IntermediateMacroeconomics2 min read

Quick Definition

The buying and selling of government securities by a central bank to control the money supply and influence interest rates.

Key Takeaways

  • The primary tool for implementing central bank monetary policy
  • Buying bonds injects money and lowers rates; selling withdraws money and raises rates
  • Conducted by the FOMC in the U.S. to target the federal funds rate
  • Quantitative easing is a large-scale extension of open market operations

What Is Open Market Operations?

Open market operations (OMOs) are the primary tool used by central banks to implement monetary policy. When the central bank buys government bonds from the market, it injects money into the banking system, increasing reserves and lowering short-term interest rates. When it sells bonds, it withdraws money, reducing reserves and pushing rates higher. The Federal Reserve's Federal Open Market Committee (FOMC) conducts OMOs to keep the federal funds rate within its target range. OMOs can be permanent (outright purchases or sales) or temporary (repurchase agreements and reverse repos). Quantitative easing is essentially a large-scale version of open market operations, involving massive bond purchases to lower long-term interest rates when short-term rates are already at zero.

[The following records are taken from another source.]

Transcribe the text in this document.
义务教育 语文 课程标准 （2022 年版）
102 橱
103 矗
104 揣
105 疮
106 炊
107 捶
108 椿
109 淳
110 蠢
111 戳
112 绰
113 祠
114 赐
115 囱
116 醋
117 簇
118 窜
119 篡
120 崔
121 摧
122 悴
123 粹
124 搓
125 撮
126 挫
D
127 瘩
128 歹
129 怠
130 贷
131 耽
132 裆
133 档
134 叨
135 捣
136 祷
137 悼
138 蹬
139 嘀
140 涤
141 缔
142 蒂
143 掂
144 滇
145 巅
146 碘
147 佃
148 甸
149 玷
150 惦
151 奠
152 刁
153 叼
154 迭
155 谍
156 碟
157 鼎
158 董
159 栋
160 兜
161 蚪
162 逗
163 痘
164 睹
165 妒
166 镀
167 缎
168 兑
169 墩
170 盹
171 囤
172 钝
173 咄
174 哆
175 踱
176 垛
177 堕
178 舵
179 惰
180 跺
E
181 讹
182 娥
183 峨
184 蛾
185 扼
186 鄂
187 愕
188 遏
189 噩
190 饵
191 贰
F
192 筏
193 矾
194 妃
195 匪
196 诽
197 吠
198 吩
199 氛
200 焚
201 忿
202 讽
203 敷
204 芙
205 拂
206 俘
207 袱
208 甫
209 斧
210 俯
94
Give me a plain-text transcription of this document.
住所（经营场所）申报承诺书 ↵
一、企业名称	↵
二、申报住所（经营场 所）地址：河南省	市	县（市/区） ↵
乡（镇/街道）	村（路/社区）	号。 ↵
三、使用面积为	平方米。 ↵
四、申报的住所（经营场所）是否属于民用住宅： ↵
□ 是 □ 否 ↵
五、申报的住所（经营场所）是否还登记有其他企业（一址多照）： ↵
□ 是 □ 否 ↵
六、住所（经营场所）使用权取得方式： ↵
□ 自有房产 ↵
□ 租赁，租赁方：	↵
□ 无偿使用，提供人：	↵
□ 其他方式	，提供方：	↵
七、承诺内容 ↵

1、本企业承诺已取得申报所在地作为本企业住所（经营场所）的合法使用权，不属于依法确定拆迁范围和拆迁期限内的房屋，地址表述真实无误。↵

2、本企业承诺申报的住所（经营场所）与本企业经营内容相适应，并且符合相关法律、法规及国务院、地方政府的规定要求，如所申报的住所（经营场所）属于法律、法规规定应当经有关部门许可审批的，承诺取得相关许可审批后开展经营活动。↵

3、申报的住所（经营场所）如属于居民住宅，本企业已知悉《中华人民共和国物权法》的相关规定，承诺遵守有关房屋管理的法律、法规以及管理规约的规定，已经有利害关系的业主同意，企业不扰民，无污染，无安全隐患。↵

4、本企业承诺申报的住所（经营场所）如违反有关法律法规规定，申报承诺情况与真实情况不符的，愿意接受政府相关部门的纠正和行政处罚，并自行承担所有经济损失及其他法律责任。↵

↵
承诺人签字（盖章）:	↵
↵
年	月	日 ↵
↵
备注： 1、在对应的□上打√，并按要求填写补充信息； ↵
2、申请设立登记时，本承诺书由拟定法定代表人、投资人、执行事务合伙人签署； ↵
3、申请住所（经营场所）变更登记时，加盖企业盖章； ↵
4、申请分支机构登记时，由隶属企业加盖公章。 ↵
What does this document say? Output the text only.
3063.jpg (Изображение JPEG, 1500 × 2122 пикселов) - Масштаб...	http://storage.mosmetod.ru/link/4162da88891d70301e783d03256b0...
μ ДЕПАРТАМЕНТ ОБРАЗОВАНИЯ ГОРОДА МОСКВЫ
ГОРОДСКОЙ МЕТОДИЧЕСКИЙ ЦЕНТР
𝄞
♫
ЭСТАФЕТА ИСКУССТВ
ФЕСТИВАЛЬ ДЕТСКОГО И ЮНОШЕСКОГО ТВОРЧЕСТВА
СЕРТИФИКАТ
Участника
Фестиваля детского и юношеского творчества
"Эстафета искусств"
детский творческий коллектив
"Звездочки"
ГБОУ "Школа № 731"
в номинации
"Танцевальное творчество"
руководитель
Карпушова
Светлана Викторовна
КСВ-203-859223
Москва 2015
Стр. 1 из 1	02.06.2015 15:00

Open Market Operations Example

  • 1The Fed buys $10 billion in Treasury bonds, crediting dealer banks' reserve accounts and expanding the monetary base.
  • 2To raise the federal funds rate, the Fed conducts reverse repos — temporarily selling securities to drain reserves.
  • 3The ECB's targeted longer-term refinancing operations (TLTROs) are a variant of open market operations designed to stimulate bank lending.